Reputation: 37
I am trying to delete records from table with duplicate column values but it's taking forever. Basically it gets stuck and no response for hours. I have a significantly large table with over 1.3M records. Is the query inefficient? any wat to optimize it?

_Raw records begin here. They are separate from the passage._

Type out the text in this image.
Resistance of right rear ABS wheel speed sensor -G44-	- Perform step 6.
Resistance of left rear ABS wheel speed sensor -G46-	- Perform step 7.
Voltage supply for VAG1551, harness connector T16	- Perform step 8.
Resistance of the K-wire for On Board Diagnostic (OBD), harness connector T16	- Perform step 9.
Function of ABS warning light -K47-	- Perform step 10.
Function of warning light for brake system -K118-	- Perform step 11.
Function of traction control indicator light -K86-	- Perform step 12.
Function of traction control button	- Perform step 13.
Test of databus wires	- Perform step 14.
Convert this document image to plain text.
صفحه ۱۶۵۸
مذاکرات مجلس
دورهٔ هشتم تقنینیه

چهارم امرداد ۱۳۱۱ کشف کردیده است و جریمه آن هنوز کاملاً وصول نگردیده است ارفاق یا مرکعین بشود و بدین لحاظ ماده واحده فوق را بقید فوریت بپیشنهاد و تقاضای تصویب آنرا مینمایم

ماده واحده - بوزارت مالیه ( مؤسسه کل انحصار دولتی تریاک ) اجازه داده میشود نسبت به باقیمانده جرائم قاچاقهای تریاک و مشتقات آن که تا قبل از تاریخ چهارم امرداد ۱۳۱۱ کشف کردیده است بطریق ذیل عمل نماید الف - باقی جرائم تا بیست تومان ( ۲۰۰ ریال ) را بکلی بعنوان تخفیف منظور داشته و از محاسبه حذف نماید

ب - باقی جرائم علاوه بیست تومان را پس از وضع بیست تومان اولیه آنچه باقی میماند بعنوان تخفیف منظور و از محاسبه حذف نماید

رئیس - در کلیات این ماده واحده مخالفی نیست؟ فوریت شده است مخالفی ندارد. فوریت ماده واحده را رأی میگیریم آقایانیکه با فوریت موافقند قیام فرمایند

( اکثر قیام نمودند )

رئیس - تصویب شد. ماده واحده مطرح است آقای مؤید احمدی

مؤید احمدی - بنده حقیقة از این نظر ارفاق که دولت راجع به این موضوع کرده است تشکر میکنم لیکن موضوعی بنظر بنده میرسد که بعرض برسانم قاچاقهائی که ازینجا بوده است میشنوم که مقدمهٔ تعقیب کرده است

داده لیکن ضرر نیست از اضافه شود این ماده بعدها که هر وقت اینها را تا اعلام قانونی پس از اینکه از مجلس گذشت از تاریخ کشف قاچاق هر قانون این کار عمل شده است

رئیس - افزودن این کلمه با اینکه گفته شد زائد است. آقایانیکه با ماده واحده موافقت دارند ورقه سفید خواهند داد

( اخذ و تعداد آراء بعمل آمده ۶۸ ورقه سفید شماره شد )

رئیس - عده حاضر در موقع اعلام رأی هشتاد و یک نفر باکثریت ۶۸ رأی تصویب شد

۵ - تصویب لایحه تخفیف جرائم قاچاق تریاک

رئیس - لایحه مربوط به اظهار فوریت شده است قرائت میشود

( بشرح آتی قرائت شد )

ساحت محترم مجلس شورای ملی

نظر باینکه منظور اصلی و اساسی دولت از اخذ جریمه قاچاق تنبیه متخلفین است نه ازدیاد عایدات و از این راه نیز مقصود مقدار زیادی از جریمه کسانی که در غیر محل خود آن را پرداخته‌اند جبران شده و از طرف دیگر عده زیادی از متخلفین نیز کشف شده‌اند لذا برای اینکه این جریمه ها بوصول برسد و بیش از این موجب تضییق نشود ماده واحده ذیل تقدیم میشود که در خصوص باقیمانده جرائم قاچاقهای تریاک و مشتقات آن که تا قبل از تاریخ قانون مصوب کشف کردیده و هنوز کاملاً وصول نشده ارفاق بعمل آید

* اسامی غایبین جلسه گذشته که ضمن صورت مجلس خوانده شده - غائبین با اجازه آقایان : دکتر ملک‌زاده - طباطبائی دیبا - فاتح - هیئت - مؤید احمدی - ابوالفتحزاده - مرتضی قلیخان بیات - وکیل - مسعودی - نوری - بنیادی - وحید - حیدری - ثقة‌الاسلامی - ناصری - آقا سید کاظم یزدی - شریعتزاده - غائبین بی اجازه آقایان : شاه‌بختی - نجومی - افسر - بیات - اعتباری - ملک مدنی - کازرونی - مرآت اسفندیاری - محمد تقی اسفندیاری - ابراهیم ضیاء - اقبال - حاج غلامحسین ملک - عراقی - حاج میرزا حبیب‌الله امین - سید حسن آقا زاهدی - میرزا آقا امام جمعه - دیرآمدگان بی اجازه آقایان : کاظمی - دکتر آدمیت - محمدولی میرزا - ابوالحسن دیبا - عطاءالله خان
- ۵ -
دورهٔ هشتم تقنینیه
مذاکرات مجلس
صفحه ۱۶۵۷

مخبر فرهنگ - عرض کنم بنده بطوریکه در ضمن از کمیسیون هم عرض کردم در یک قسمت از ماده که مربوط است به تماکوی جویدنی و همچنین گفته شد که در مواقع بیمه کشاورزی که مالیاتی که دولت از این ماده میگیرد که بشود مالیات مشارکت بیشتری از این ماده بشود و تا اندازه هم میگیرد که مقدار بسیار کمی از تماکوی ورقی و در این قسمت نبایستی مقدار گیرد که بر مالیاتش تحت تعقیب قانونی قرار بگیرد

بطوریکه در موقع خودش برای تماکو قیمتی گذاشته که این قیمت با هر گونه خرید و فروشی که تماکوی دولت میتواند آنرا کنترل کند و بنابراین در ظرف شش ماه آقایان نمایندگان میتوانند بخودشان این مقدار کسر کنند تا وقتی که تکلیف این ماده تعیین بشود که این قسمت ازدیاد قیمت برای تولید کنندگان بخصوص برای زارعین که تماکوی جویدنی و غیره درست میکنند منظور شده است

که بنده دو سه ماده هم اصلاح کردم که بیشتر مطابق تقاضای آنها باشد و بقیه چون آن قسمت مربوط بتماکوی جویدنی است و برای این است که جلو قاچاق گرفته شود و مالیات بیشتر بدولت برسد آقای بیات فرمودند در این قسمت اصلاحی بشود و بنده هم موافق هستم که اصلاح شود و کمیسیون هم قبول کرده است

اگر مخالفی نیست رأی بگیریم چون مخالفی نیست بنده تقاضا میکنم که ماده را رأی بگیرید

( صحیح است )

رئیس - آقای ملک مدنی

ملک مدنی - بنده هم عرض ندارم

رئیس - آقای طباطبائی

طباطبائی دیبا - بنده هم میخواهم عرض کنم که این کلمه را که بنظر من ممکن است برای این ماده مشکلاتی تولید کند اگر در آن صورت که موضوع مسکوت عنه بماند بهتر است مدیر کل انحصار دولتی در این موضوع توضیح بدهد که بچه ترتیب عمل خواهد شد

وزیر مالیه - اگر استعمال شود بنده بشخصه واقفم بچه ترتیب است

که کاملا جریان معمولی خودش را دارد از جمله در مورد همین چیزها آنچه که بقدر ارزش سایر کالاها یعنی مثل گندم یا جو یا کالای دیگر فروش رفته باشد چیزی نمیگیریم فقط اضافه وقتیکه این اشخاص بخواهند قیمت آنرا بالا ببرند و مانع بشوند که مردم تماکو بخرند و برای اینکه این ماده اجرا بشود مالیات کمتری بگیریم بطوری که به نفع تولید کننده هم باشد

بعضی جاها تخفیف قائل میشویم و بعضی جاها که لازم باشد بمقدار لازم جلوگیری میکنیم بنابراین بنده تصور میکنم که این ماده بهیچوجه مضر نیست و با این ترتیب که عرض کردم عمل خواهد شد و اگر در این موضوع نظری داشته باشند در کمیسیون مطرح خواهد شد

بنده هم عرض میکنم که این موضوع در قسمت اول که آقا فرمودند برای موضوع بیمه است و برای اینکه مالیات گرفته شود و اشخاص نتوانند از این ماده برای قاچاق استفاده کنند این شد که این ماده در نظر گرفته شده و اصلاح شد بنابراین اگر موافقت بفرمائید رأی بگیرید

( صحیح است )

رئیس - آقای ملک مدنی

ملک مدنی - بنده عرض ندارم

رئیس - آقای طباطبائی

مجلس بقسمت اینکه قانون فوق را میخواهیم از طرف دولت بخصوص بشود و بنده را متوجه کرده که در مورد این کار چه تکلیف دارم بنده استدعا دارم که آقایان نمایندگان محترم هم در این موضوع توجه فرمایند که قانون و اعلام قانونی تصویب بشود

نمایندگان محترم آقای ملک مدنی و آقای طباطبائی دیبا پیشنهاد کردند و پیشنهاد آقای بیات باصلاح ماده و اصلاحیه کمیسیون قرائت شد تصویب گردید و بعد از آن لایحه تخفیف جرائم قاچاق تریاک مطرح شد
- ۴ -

delete n1 from ids n1, ids n2 where n1.id > n2.id and n1.user_id = n2.user_id
Database is remote, and am using putty to run queries.
Upvotes: 0
Views: 6007
Reputation: 15941
yes, that query is very inefficient. Even if you used explicit joins you need to keep in mind that basically every row "N" is being matched up with every row before "N", and every row "N-1" is being matched up with the rows before it.
Try something like this:
DROP TEMPORARY TABLE IF EXISTS keeps;
CREATE TEMPORARY TABLE keeps (
user_id INT,
keepID INT,
INDEX (user_id, keepID)
)
INSERT INTO keeps (user_id, keepID)
SELECT user_id, MIN(id) As keepID
FROM ids
GROUP BY user_id;
DELETE FROM ids WHERE (user_id, id) NOT IN (SELECT user_id, keepID FROM keeps);
DROP TEMPORARY TABLE IF EXISTS keeps;
I'm also tempted to suggest trying something like the below, but I can't remember if MySQL allows subquerying the delete table in the delete query ... which is why I suggested the temp table in the first one.
DELETE a
FROM ids AS a
WHERE EXISTS (
SELECT *
FROM ids AS b
WHERE b.id < a.id
AND b.user_id = a.user_id
)
Upvotes: 0
Reputation: 780818
Add an index:
ALTER TABLE ids ADD INDEX (user_id, id);
This makes it efficient to find all the rows with the same user ID and higher IDs.
It will also help to join with a subquery.
DELETE n1
FROM ids AS n1
JOIN (SELECT user_id, MIN(id) AS minid
FROM ids
GROUP BY user_id) AS n2
ON n1.user_id = n2.user_id AND n1.id > n2.minid
This will still be faster with the above index.
Upvotes: 2